DOWN STATION
Tube workers’ long detour
released 18 February 352 pages | Paperback/ ebook
Author Simon Morden
Publisher Gollancz
At times, Down Station feels a little like a modern take on the first Doctor Who story, “An Unearthly Child”, as two modern- day Londoners find themselves abruptly whisked back to a prehistoric landscape with a mysterious, but oddly wise, older man.
But there the similarities end. One character, Dalip, is a Sikh engineering student, while the other, Mary, is struggling to leave her delinquent teens behind. They’re set up with great economy as Simon Morden throws us into the story: a disaster on the London Underground drives a bunch of cleaners and engineers through a portal and into a strange new world. There Stanislav, who was responsible for Dalip’s safety in the Tube tunnels, proves remarkably capable – but with little understanding of their surroundings, they quickly run into trouble.
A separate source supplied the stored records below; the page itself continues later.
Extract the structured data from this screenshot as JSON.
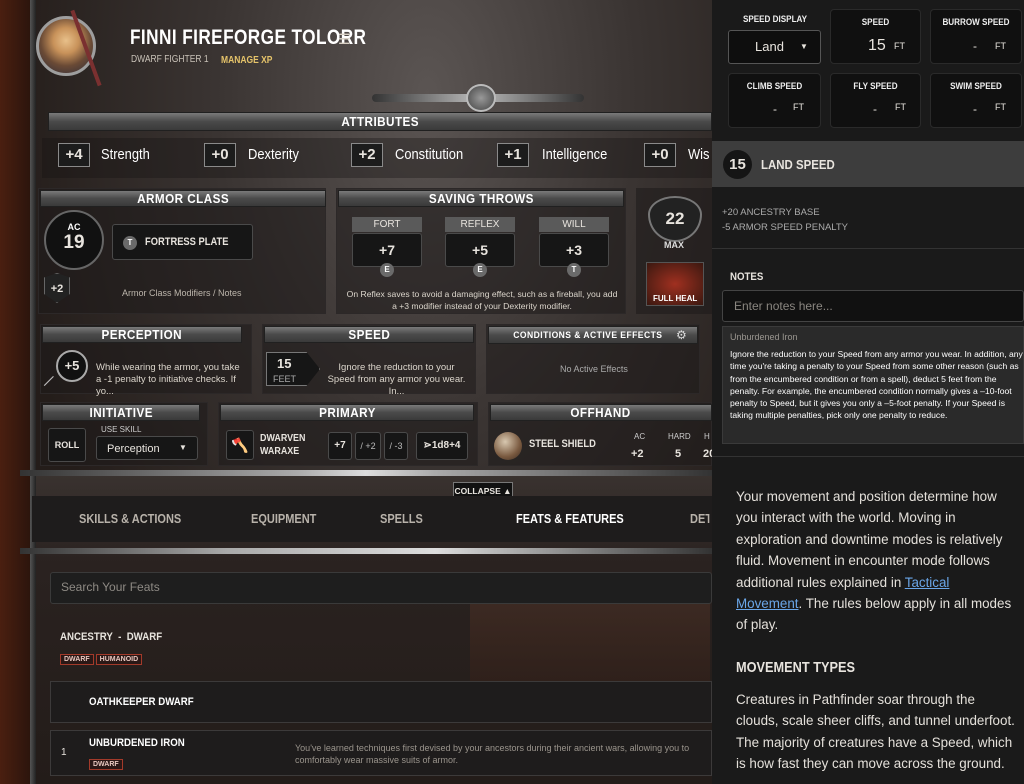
{
  "character": {
    "name": "FINNI FIREFORGE TOLORR",
    "subtitle": "DWARF FIGHTER 1",
    "manage_xp": "MANAGE XP"
  },
  "attributes": {
    "title": "ATTRIBUTES",
    "items": [
      {
        "mod": "+4",
        "name": "Strength"
      },
      {
        "mod": "+0",
        "name": "Dexterity"
      },
      {
        "mod": "+2",
        "name": "Constitution"
      },
      {
        "mod": "+1",
        "name": "Intelligence"
      },
      {
        "mod": "+0",
        "name": "Wis"
      }
    ]
  },
  "armor_class": {
    "title": "ARMOR CLASS",
    "ac_label": "AC",
    "ac": "19",
    "armor_tag": "T",
    "armor_name": "FORTRESS PLATE",
    "shield_bonus": "+2",
    "notes": "Armor Class Modifiers / Notes"
  },
  "saving_throws": {
    "title": "SAVING THROWS",
    "items": [
      {
        "label": "FORT",
        "value": "+7",
        "prof": "E"
      },
      {
        "label": "REFLEX",
        "value": "+5",
        "prof": "E"
      },
      {
        "label": "WILL",
        "value": "+3",
        "prof": "T"
      }
    ],
    "note": "On Reflex saves to avoid a damaging effect, such as a fireball, you add a +3 modifier instead of your Dexterity modifier."
  },
  "hp": {
    "value": "22",
    "label": "MAX",
    "full_heal": "FULL HEAL"
  },
  "perception": {
    "title": "PERCEPTION",
    "value": "+5",
    "note": "While wearing the armor, you take a -1 penalty to initiative checks. If yo..."
  },
  "speed": {
    "title": "SPEED",
    "value": "15",
    "unit": "FEET",
    "note": "Ignore the reduction to your Speed from any armor you wear. In..."
  },
  "conditions": {
    "title": "CONDITIONS & ACTIVE EFFECTS",
    "empty": "No Active Effects"
  },
  "initiative": {
    "title": "INITIATIVE",
    "roll": "ROLL",
    "use_skill": "USE SKILL",
    "skill": "Perception"
  },
  "primary": {
    "title": "PRIMARY",
    "weapon": "DWARVEN WARAXE",
    "hit": "+7",
    "m2": "/ +2",
    "m3": "/ -3",
    "damage": "⋗1d8+4"
  },
  "offhand": {
    "title": "OFFHAND",
    "item": "STEEL SHIELD",
    "cols": [
      {
        "label": "AC",
        "value": "+2"
      },
      {
        "label": "HARD",
        "value": "5"
      },
      {
        "label": "H",
        "value": "20"
      }
    ]
  },
  "collapse": "COLLAPSE",
  "tabs": [
    "SKILLS & ACTIONS",
    "EQUIPMENT",
    "SPELLS",
    "FEATS & FEATURES",
    "DETA"
  ],
  "feats": {
    "search_placeholder": "Search Your Feats",
    "ancestry_heading": "ANCESTRY  -  DWARF",
    "tags": [
      "DWARF",
      "HUMANOID"
    ],
    "rows": [
      {
        "name": "OATHKEEPER DWARF"
      },
      {
        "level": "1",
        "name": "UNBURDENED IRON",
        "tag": "DWARF",
        "desc": "You've learned techniques first devised by your ancestors during their ancient wars, allowing you to comfortably wear massive suits of armor."
      }
    ]
  },
  "speed_panel": {
    "display_label": "SPEED DISPLAY",
    "display_value": "Land",
    "boxes": [
      {
        "label": "SPEED",
        "value": "15",
        "unit": "FT"
      },
      {
        "label": "BURROW SPEED",
        "value": "-",
        "unit": "FT"
      },
      {
        "label": "CLIMB SPEED",
        "value": "-",
        "unit": "FT"
      },
      {
        "label": "FLY SPEED",
        "value": "-",
        "unit": "FT"
      },
      {
        "label": "SWIM SPEED",
        "value": "-",
        "unit": "FT"
      }
    ],
    "land_value": "15",
    "land_label": "LAND SPEED",
    "mods": [
      "+20 ANCESTRY BASE",
      "-5 ARMOR SPEED PENALTY"
    ],
    "notes_label": "NOTES",
    "notes_placeholder": "Enter notes here...",
    "tooltip_title": "Unburdened Iron",
    "tooltip_text": "Ignore the reduction to your Speed from any armor you wear. In addition, any time you're taking a penalty to your Speed from some other reason (such as from the encumbered condition or from a spell), deduct 5 feet from the penalty. For example, the encumbered condition normally gives a –10-foot penalty to Speed, but it gives you only a –5-foot penalty. If your Speed is taking multiple penalties, pick only one penalty to reduce.",
    "desc_1": "Your movement and position determine how you interact with the world. Moving in exploration and downtime modes is relatively fluid. Movement in encounter mode follows additional rules explained in ",
    "desc_link": "Tactical Movement",
    "desc_2": ". The rules below apply in all modes of play.",
    "types_heading": "MOVEMENT TYPES",
    "types_text": "Creatures in Pathfinder soar through the clouds, scale sheer cliffs, and tunnel underfoot. The majority of creatures have a Speed, which is how fast they can move across the ground."
  },
  "colors": {
    "accent": "#e6c46a",
    "link": "#6aa6e8",
    "tag_border": "#a33a2a"
  }
}
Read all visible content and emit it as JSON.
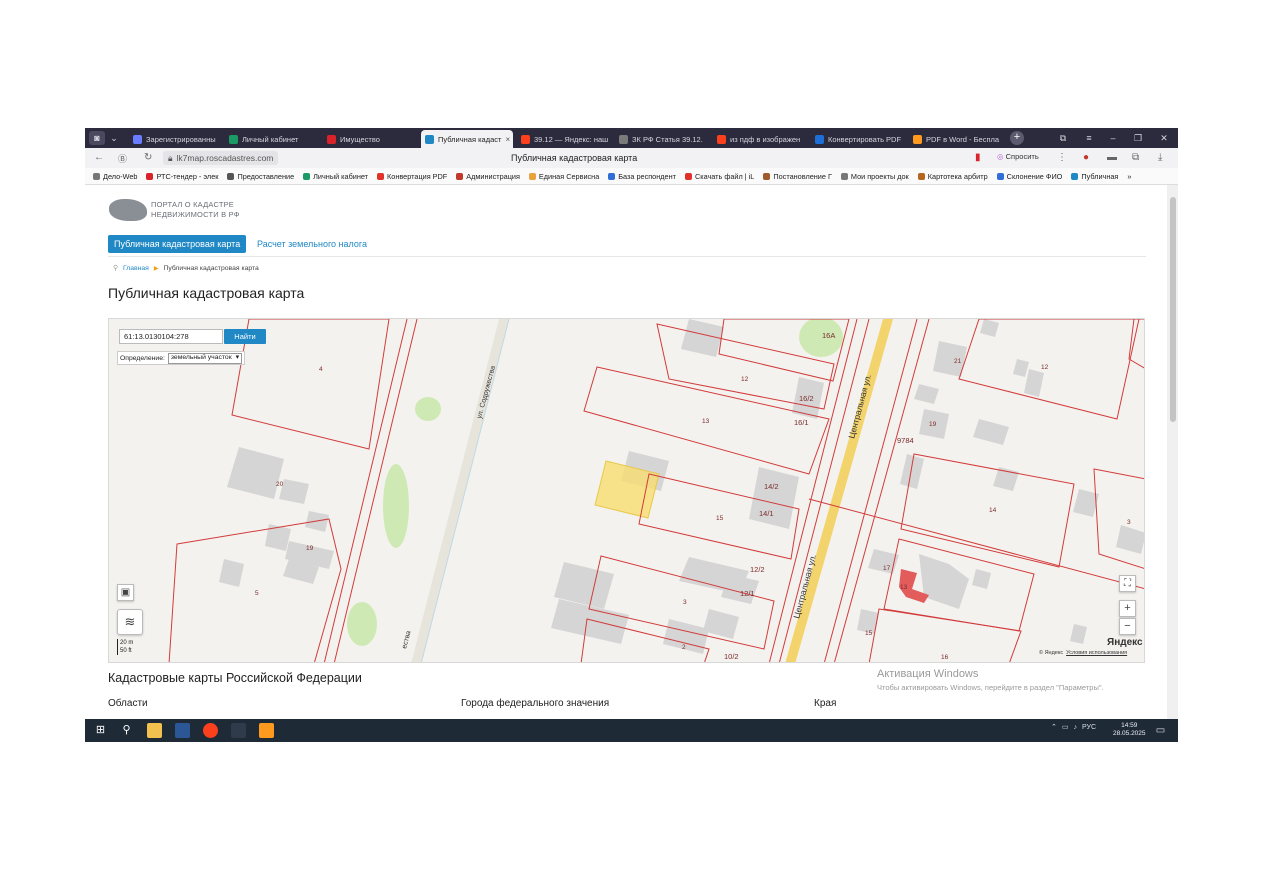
{
  "browser": {
    "tabs": [
      {
        "label": "Зарегистрированны",
        "icon": "user-icon",
        "color": "#6a7cff"
      },
      {
        "label": "Личный кабинет",
        "icon": "gosuslugi-icon",
        "color": "#1b9a66"
      },
      {
        "label": "Имущество",
        "icon": "rts-icon",
        "color": "#d9232a"
      },
      {
        "label": "Публичная кадаст",
        "icon": "rosreestr-icon",
        "color": "#1f88c5",
        "active": true
      },
      {
        "label": "39.12 — Яндекс: наш",
        "icon": "yandex-icon",
        "color": "#fc3f1d"
      },
      {
        "label": "ЗК РФ Статья 39.12.",
        "icon": "consultant-icon",
        "color": "#7a7a7a"
      },
      {
        "label": "из пдф в изображен",
        "icon": "yandex-icon",
        "color": "#fc3f1d"
      },
      {
        "label": "Конвертировать PDF",
        "icon": "convert-icon",
        "color": "#1b6fd6"
      },
      {
        "label": "PDF в Word - Беспла",
        "icon": "pdf-icon",
        "color": "#ff9a1f"
      }
    ],
    "tab_close": "×",
    "new_tab": "+",
    "window_controls": {
      "collections": "⧉",
      "menu": "≡",
      "minimize": "–",
      "restore": "❐",
      "close": "✕"
    },
    "url": "lk7map.roscadastres.com",
    "page_title": "Публичная кадастровая карта",
    "ask_label": "Спросить",
    "bookmarks": [
      {
        "label": "Дело-Web",
        "icon": "doc-icon",
        "color": "#777777"
      },
      {
        "label": "РТС-тендер - элек",
        "icon": "rts-icon",
        "color": "#d9232a"
      },
      {
        "label": "Предоставление",
        "icon": "globe-icon",
        "color": "#555555"
      },
      {
        "label": "Личный кабинет",
        "icon": "gosuslugi-icon",
        "color": "#1b9a66"
      },
      {
        "label": "Конвертация PDF",
        "icon": "heart-icon",
        "color": "#e0322a"
      },
      {
        "label": "Администрация",
        "icon": "admin-icon",
        "color": "#c0392b"
      },
      {
        "label": "Единая Сервисна",
        "icon": "service-icon",
        "color": "#e8a33d"
      },
      {
        "label": "База респондент",
        "icon": "db-icon",
        "color": "#2f6fd6"
      },
      {
        "label": "Скачать файл | iL",
        "icon": "heart-icon",
        "color": "#e0322a"
      },
      {
        "label": "Постановление Г",
        "icon": "stamp-icon",
        "color": "#a05a2c"
      },
      {
        "label": "Мои проекты док",
        "icon": "doc-icon",
        "color": "#777777"
      },
      {
        "label": "Картотека арбитр",
        "icon": "arbitr-icon",
        "color": "#b5651d"
      },
      {
        "label": "Склонение ФИО",
        "icon": "text-icon",
        "color": "#2f6fd6"
      },
      {
        "label": "Публичная",
        "icon": "rosreestr-icon",
        "color": "#1f88c5"
      }
    ],
    "bookmarks_more": "»"
  },
  "page": {
    "logo_line1": "ПОРТАЛ О КАДАСТРЕ",
    "logo_line2": "НЕДВИЖИМОСТИ В РФ",
    "nav_active": "Публичная кадастровая карта",
    "nav_tax": "Расчет земельного налога",
    "breadcrumb_home": "Главная",
    "breadcrumb_current": "Публичная кадастровая карта",
    "heading": "Публичная кадастровая карта",
    "section_heading": "Кадастровые карты Российской Федерации",
    "columns": [
      "Области",
      "Города федерального значения",
      "Края"
    ]
  },
  "map": {
    "search_value": "61:13.0130104:278",
    "search_button": "Найти",
    "definition_label": "Определение:",
    "definition_value": "земельный участок",
    "scale_m": "20 m",
    "scale_ft": "50 ft",
    "yandex_logo": "Яндекс",
    "copyright": "© Яндекс",
    "terms": "Условия использования",
    "zoom_in": "+",
    "zoom_out": "−",
    "fullscreen": "⛶",
    "streets": [
      "ул. Содружества",
      "Центральная ул.",
      "Центральная ул.",
      "ества"
    ],
    "parcel_labels": [
      "4",
      "20",
      "19",
      "5",
      "12",
      "13",
      "16/2",
      "16/1",
      "14/2",
      "14/1",
      "15",
      "12/2",
      "12/1",
      "3",
      "2",
      "10/2",
      "16А",
      "21",
      "12",
      "19",
      "9784",
      "14",
      "3",
      "17",
      "13",
      "15",
      "16"
    ],
    "colors": {
      "parcel": "#d23b3b",
      "selected": "#f7dc6f",
      "road": "#f3d36b",
      "green": "#cfe9b4",
      "building": "#d5d5d5"
    }
  },
  "watermark": {
    "line1": "Активация Windows",
    "line2": "Чтобы активировать Windows, перейдите в раздел \"Параметры\"."
  },
  "taskbar": {
    "apps": [
      {
        "name": "file-explorer-icon",
        "color": "#f2c14e"
      },
      {
        "name": "word-icon",
        "color": "#2b5797"
      },
      {
        "name": "yandex-browser-icon",
        "color": "#fc3f1d"
      },
      {
        "name": "cryptopro-icon",
        "color": "#2f3b4a"
      },
      {
        "name": "mail-icon",
        "color": "#ff9a1f"
      }
    ],
    "language": "РУС",
    "time": "14:59",
    "date": "28.05.2025"
  }
}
It’s the characters’ experiences that make this a fresh take on the “cut off from civilisation” subgenre. Mary’s desire to live in a world without rules is suddenly, and terrifyingly, granted, while Dalip’s life has always been very structured. We’re drawn in by their responses to this world as much as we are to what the world is actually like, which makes for a satisfying novel. Eddie Robson
Down Street is one of London’s many defunct Underground stations. It’s in Mayfair, and was on the Piccadilly Line.